Diversification Opportunities for Sanlam and Jackson Financial
0.44 | Correlation Coefficient |
Very weak diversification
The 3 months correlation between Sanlam and Jackson is 0.44. Overlapping area represents the amount of risk that can be diversified away by holding Sanlam Ltd PK and Jackson Financial in the same portfolio, assuming nothing else is changed. The correlation between historical prices or returns on Jackson Financial and Sanlam is a relative statistical measure of the degree to which these equity instruments tend to move together. The correlation coefficient measures the extent to which returns on Sanlam Ltd PK are associated (or correlated) with Jackson Financial. Values of the correlation coefficient range from -1 to +1, where. The correlation of zero (0) is possible when the price movement of Jackson Financial has no effect on the direction of Sanlam i.e., Sanlam and Jackson Financial go up and down completely randomly.
Pair Corralation between Sanlam and Jackson Financial
Assuming the 90 days horizon Sanlam Ltd PK is expected to generate 1.92 times more return on investment than Jackson Financial. However, Sanlam is 1.92 times more volatile than Jackson Financial. It trades about 0.08 of its potential returns per unit of risk. Jackson Financial is currently generating about 0.05 per unit of risk. If you would invest 480.00 in Sanlam Ltd PK on September 2, 2024 and sell it today you would earn a total of 515.00 from holding Sanlam Ltd PK or generate 107.29% return on investment over 90 days.
Time Period | 3 Months [change] |
Direction | Moves Together |
Strength | Weak |
Accuracy | 88.71% |
Values | Daily Returns |
Sanlam Ltd PK vs.
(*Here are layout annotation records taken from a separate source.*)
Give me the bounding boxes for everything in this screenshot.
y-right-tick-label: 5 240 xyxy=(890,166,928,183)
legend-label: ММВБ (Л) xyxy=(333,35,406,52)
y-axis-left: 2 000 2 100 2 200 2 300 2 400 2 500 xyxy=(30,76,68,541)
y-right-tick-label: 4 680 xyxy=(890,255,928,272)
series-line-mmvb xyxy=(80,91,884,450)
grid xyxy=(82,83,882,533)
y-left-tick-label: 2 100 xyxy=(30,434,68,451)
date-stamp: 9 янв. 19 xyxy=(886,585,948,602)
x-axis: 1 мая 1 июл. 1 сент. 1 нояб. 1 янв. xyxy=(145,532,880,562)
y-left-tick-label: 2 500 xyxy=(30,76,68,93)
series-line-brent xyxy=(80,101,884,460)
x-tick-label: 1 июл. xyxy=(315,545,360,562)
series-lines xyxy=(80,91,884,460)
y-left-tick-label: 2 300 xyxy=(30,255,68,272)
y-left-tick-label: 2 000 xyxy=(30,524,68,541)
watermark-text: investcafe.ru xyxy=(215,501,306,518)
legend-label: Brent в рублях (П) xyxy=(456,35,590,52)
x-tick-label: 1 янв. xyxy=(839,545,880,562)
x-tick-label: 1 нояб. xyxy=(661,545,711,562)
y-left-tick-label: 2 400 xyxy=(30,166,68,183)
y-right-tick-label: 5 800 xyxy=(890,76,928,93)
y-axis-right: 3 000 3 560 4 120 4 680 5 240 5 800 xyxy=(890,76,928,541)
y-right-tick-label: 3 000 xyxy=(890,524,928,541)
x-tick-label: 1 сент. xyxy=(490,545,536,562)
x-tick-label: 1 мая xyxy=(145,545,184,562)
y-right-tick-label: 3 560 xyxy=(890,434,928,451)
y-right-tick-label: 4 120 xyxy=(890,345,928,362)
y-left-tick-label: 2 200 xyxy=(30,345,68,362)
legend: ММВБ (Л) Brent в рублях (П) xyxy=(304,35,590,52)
Jackson Financial
Performance |
Timeline |
Sanlam Ltd PK |
Jackson Financial |
Sanlam and Jackson Financial Volatility Contrast
Predicted Return Density |
Returns |
Pair Trading with Sanlam and Jackson Financial
The main advantage of trading using opposite Sanlam and Jackson Financial positions is that it hedges away some unsystematic risk. Because of two separate transactions, even if Sanlam position performs unexpectedly, Jackson Financial can make up some of the losses. Pair trading also minimizes risk from directional movements in the market. For example, if an entire industry or sector drops because of unexpected headlines, the short position in Jackson Financial will offset losses from the drop in Jackson Financial's long position.Sanlam vs. Ping An Insurance | Sanlam vs. CNO Financial Group | Sanlam vs. Genworth Financial | Sanlam vs. MetLife Preferred Stock |
Jackson Financial vs. FG Annuities Life | Jackson Financial vs. Globe Life | Jackson Financial vs. MetLife Preferred Stock | Jackson Financial vs. MetLife Preferred Stock |
Check out your portfolio center.Note that this page's information should be used as a complementary analysis to find the right mix of equity instruments to add to your existing portfolios or create a brand new portfolio. You can also try the Portfolio Center module to all portfolio management and optimization tools to improve performance of your portfolios.